The best Meeker 2017 Internet Trends slides and what they mean

Every year, Mary Meeker presents "the most highly anticipated slide deck in Silicon Valley," in the words of the Recode blog. The partner in VC firm Kleiner Perkins Caufield & Byers analyzes the most important trends in technology, including smart phones, media and advertising, ecommerce, technology investments, and the companies and countries leading the business. Recode presents an overview of the report, and TechCrunch pulls out the 56 most important trends from the 355 slide deck.

The Ant goes marching

Much U.S. reporting on Donald Trump's withdrawal from the Paris Climate treaty mentioned that China is stepping right up to fill the U.S. void. The Meeker report notes that China far and away leads mobile payments. The venture firm FinTech Collective adds its perspective in its report on Ant Financial, which has the dominant FinTech market position in China. While "fintech startups in the U.S. have successfully unbundled financial services" they have also left a gap for the consumers that want "the simplicity of a “one-stop-shop.”" Ant Financial's "international ambitions" are starting to look like just that approach.

Soup and warm blankets for the fintech revolutionists?

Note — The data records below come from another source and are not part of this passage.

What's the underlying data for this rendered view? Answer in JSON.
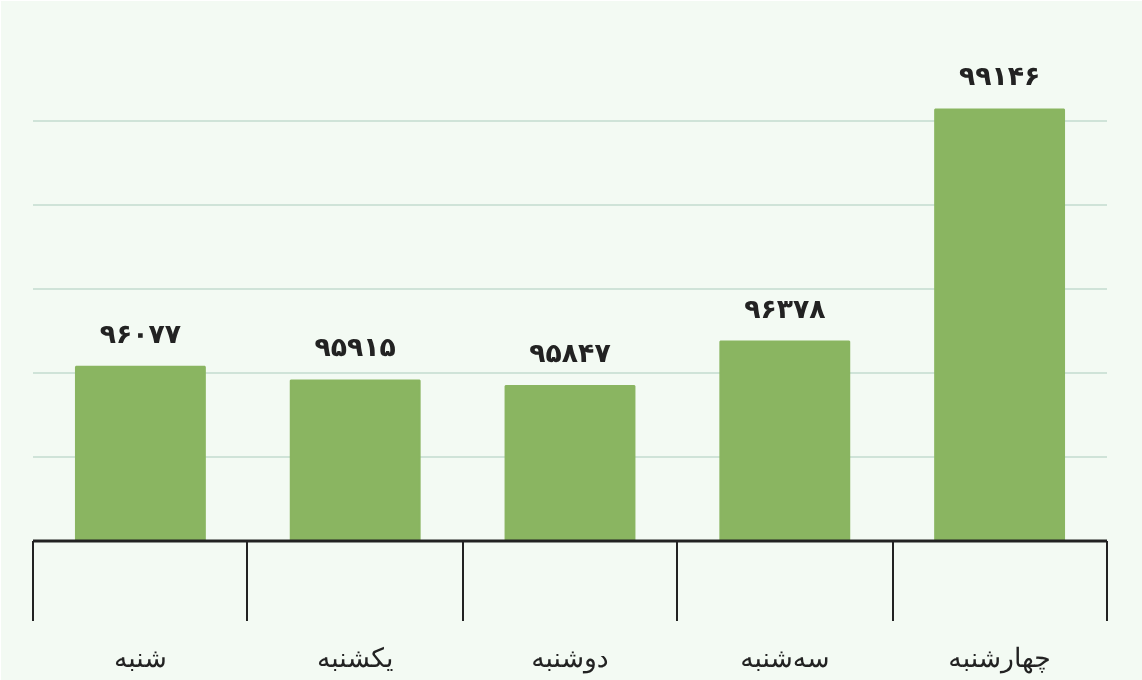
{
  "chart_data": {
    "type": "bar",
    "categories": [
      "شنبه",
      "یکشنبه",
      "دوشنبه",
      "سه‌شنبه",
      "چهارشنبه"
    ],
    "values": [
      96077,
      95915,
      95847,
      96378,
      99146
    ],
    "value_labels": [
      "۹۶۰۷۷",
      "۹۵۹۱۵",
      "۹۵۸۴۷",
      "۹۶۳۷۸",
      "۹۹۱۴۶"
    ],
    "color": "#8ab561",
    "ylim": [
      94000,
      100200
    ],
    "yticks": [
      {
        "value": 94000,
        "label": null
      },
      {
        "value": 95000,
        "label": null
      },
      {
        "value": 96000,
        "label": null
      },
      {
        "value": 97000,
        "label": null
      },
      {
        "value": 98000,
        "label": null
      },
      {
        "value": 99000,
        "label": null
      }
    ],
    "grid": "y",
    "tick_labels": "x"
  }
}
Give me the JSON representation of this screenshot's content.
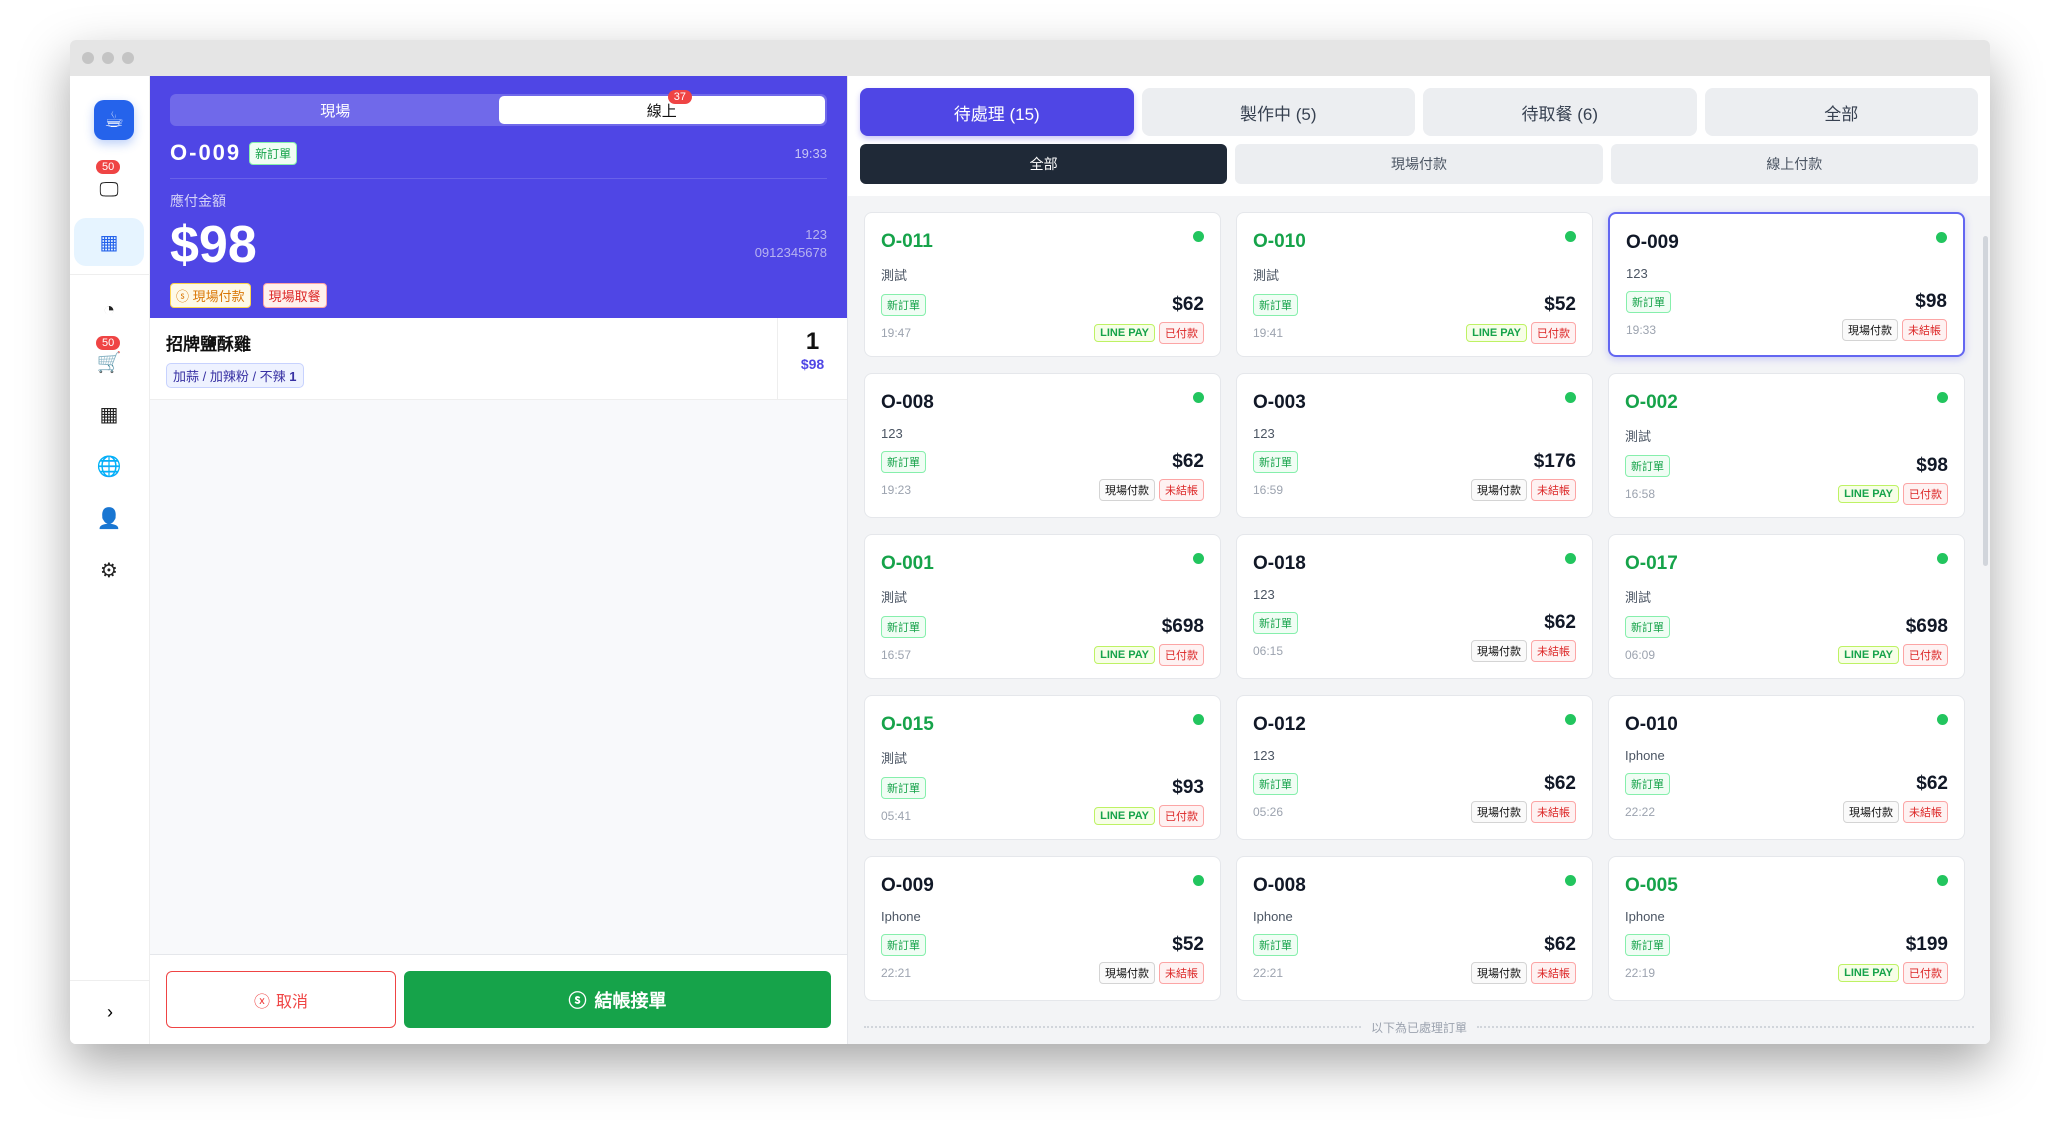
{
  "sidebar": {
    "badges": [
      "50",
      "50"
    ],
    "icons": [
      "coffee-icon",
      "monitor-icon",
      "calculator-icon",
      "gauge-icon",
      "cart-icon",
      "grid-icon",
      "globe-icon",
      "user-icon",
      "gear-icon",
      "chevron-right-icon"
    ]
  },
  "left": {
    "segments": [
      "現場",
      "線上"
    ],
    "online_badge": "37",
    "order_no": "O-009",
    "order_tag": "新訂單",
    "time": "19:33",
    "payable_label": "應付金額",
    "amount": "$98",
    "customer_name": "123",
    "customer_phone": "0912345678",
    "pay_tag": "現場付款",
    "pickup_tag": "現場取餐",
    "items": [
      {
        "name": "招牌鹽酥雞",
        "modifiers": "加蒜 / 加辣粉 / 不辣",
        "mod_qty": "1",
        "qty": "1",
        "price": "$98"
      }
    ],
    "cancel": "取消",
    "checkout": "結帳接單"
  },
  "right": {
    "status_tabs": [
      "待處理 (15)",
      "製作中 (5)",
      "待取餐 (6)",
      "全部"
    ],
    "pay_tabs": [
      "全部",
      "現場付款",
      "線上付款"
    ],
    "divider": "以下為已處理訂單",
    "orders": [
      {
        "no": "O-011",
        "name": "測試",
        "tag": "新訂單",
        "price": "$62",
        "time": "19:47",
        "pay": "LINE PAY",
        "status": "已付款",
        "online": true
      },
      {
        "no": "O-010",
        "name": "測試",
        "tag": "新訂單",
        "price": "$52",
        "time": "19:41",
        "pay": "LINE PAY",
        "status": "已付款",
        "online": true
      },
      {
        "no": "O-009",
        "name": "123",
        "tag": "新訂單",
        "price": "$98",
        "time": "19:33",
        "pay": "現場付款",
        "status": "未結帳",
        "online": false,
        "selected": true
      },
      {
        "no": "O-008",
        "name": "123",
        "tag": "新訂單",
        "price": "$62",
        "time": "19:23",
        "pay": "現場付款",
        "status": "未結帳",
        "online": false
      },
      {
        "no": "O-003",
        "name": "123",
        "tag": "新訂單",
        "price": "$176",
        "time": "16:59",
        "pay": "現場付款",
        "status": "未結帳",
        "online": false
      },
      {
        "no": "O-002",
        "name": "測試",
        "tag": "新訂單",
        "price": "$98",
        "time": "16:58",
        "pay": "LINE PAY",
        "status": "已付款",
        "online": true
      },
      {
        "no": "O-001",
        "name": "測試",
        "tag": "新訂單",
        "price": "$698",
        "time": "16:57",
        "pay": "LINE PAY",
        "status": "已付款",
        "online": true
      },
      {
        "no": "O-018",
        "name": "123",
        "tag": "新訂單",
        "price": "$62",
        "time": "06:15",
        "pay": "現場付款",
        "status": "未結帳",
        "online": false
      },
      {
        "no": "O-017",
        "name": "測試",
        "tag": "新訂單",
        "price": "$698",
        "time": "06:09",
        "pay": "LINE PAY",
        "status": "已付款",
        "online": true
      },
      {
        "no": "O-015",
        "name": "測試",
        "tag": "新訂單",
        "price": "$93",
        "time": "05:41",
        "pay": "LINE PAY",
        "status": "已付款",
        "online": true
      },
      {
        "no": "O-012",
        "name": "123",
        "tag": "新訂單",
        "price": "$62",
        "time": "05:26",
        "pay": "現場付款",
        "status": "未結帳",
        "online": false
      },
      {
        "no": "O-010",
        "name": "Iphone",
        "tag": "新訂單",
        "price": "$62",
        "time": "22:22",
        "pay": "現場付款",
        "status": "未結帳",
        "online": false
      },
      {
        "no": "O-009",
        "name": "Iphone",
        "tag": "新訂單",
        "price": "$52",
        "time": "22:21",
        "pay": "現場付款",
        "status": "未結帳",
        "online": false
      },
      {
        "no": "O-008",
        "name": "Iphone",
        "tag": "新訂單",
        "price": "$62",
        "time": "22:21",
        "pay": "現場付款",
        "status": "未結帳",
        "online": false
      },
      {
        "no": "O-005",
        "name": "Iphone",
        "tag": "新訂單",
        "price": "$199",
        "time": "22:19",
        "pay": "LINE PAY",
        "status": "已付款",
        "online": true
      }
    ]
  }
}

In its coverage of Accenture U.K.'s report "FinTech" Did someone cancel the revolution," The FinTech Revolutionist suggests that the real reason FinTech firms and financial institutions are cooperation has more to do with co-option than easing regulatory burdens and customer acquisition. Beware that "paternalistic support may well prove smothering to many would-be disruptors," the Revolutionist reports. "Because coziness and coup d’etats just don’t mix."

BLOCKCHAIN WATCH

This was a big week for blockchain. Jeremy Epstein, CEO of Never Stop Marketing, reports on the Consensus conference and the Token Summit. "Almost universally, people at these events were saying just how FAST things seemed to be progressing. The rate of innovation in various blockchains and solutions was mindboggling," he writes, in a post full of good links to companies and announcements.

Why the blockchain needs more failures to succeed. Failure is not exactly a welcome word in financial service yet it is critical to innovation, yet there have been few major failures in the blockchain market, writes blockchain investor and author William Mougayar. "Failures are important because their sum results in a new body of knowledge that is rich with useful insights and best practices. An aftermath of real failures can make the whole blockchain ecosystem more resilient, because it will result in revealing the boundaries and realities of what’s possible, useful, absurd, impossible, repeatable and scalable; out of everything that appears plausible and innovative at the beginning."